Siang itu, tampak seorang lelaki yang begitu giat mengikat lembaran-lembaran janur yang baru dipanen. Ada beberapa warga yang bekerja sebagai penjual janur di Desa Segobang. Janur tersebut nantinya akan dikumpulkan ke juragan untuk dikirimkan ke Bali. “Saya sudah lama menjadi petani kelapa,” ungkap Mahmud, 45, warga Desa Segobang.

Mahmud mengungkapkan, setiap pohon kelapa bisa diambil janurnya. Satu pohon bisa menghasilkan lima ikat sampai sepuluh ikat. Sejak tahun 1990 lalu, Mahmud mengaku sudah menekuni pekerjaan sebagai pengepul janur sekaligus petani kelapa. Setiap pohon biasanya hanya mendapat keuntungan bersih sebesar Rp 7.000.

“Terkadang penghasilan tersebut tidak mencukupi anak istri saya. Padahal sudah saya giat menjual janur dan menjual kelapa,” ungkap bapak dua anak tersebut. Mahmud menambahkan, setiap harinya dia bisa menghasilkan janur tetapi tidak banyak sebanyak pohon kelapa di kebunnya.

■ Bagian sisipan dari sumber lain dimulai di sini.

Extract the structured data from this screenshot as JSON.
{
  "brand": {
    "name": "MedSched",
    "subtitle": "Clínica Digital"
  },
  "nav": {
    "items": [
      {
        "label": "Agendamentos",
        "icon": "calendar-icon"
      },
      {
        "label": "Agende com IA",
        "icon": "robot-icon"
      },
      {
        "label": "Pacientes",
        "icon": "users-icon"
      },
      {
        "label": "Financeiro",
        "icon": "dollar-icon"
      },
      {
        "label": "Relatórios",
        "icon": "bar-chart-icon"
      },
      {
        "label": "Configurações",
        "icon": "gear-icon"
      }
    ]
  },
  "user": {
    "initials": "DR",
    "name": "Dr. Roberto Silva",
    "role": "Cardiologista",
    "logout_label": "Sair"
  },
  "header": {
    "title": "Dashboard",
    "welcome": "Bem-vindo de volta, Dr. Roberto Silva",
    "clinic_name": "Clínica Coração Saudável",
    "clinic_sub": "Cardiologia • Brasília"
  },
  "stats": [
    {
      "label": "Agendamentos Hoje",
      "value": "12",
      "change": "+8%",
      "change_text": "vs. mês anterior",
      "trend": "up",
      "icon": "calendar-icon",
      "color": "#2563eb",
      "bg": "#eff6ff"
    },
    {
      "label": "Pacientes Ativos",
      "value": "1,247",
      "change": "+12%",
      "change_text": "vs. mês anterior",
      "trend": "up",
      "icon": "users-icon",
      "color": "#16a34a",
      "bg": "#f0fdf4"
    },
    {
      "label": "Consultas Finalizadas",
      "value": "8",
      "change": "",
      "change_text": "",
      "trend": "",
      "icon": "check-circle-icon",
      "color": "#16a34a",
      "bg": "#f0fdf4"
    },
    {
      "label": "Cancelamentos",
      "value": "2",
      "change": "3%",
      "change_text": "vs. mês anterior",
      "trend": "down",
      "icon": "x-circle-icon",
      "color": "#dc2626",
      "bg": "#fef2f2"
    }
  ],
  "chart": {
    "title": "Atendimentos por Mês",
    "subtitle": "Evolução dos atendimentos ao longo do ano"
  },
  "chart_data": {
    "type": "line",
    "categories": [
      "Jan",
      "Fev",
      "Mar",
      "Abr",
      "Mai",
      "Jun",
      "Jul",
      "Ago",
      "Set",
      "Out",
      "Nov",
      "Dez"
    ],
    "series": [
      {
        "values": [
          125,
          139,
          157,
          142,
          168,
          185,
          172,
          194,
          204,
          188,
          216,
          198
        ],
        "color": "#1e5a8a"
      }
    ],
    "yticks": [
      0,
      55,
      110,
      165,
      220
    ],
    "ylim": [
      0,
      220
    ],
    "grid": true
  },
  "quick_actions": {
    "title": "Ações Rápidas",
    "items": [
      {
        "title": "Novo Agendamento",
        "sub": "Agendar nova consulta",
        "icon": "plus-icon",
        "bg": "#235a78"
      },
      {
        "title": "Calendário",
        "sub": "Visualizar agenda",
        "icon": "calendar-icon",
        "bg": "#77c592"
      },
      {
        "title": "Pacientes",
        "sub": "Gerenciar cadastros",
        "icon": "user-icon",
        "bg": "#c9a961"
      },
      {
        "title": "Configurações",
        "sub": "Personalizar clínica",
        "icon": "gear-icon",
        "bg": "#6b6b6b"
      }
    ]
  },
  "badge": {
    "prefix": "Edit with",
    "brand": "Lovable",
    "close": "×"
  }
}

“Saya kadang kesulitan mencari petani kelapa yang mau menjual janur,” beber lelaki lulusan SD tersebut. Sementara itu, seorang pedagang janur, Rusman, 50, mengatakan, pengiriman janur ke Bali biasanya dilakukan setiap hari. Menurutnya, setiap desa pasti ada penjual dan pengepul janur.

“Bukan hanya di Desa Segobang, semua desa pasti ada pengepul janur. Saya mengirim menggunakan mobil pikap milik sendiri,” ujarnya. Setiap kali berangkat ke Bali, Rusman mengaku mampu mengangkut 2.000 ikat janur. Setiap ikat berisi sepuluh lembar janur. Di Bali, satu ikat janur bisa dihargai Rp 20.000.

“Jika dihitung, Rp 20.000 dikalikan 2.000 ikat, omzetnya bisa mencapai Rp 40 juta sekali Tetapi itu belum dipotong pembayaran atau modal yang dikeluarkan,” ujarnya. Meski begitu, Rusman mengaku tidak selamanya untung saat mengirm janur ke Bali. “Terkadang kita juga tidak mencapai target, bahkan pernah rugi,” bebernya.

Sementara itu, seorang petani kelapa di Desa Segobang, Mahdi, 49, mengatakan, pohon kelapa miliknya banyak yang rusak. Ketika daunnya utuh, sebatang pohon kelapa bisa menghasilkan banyak buah.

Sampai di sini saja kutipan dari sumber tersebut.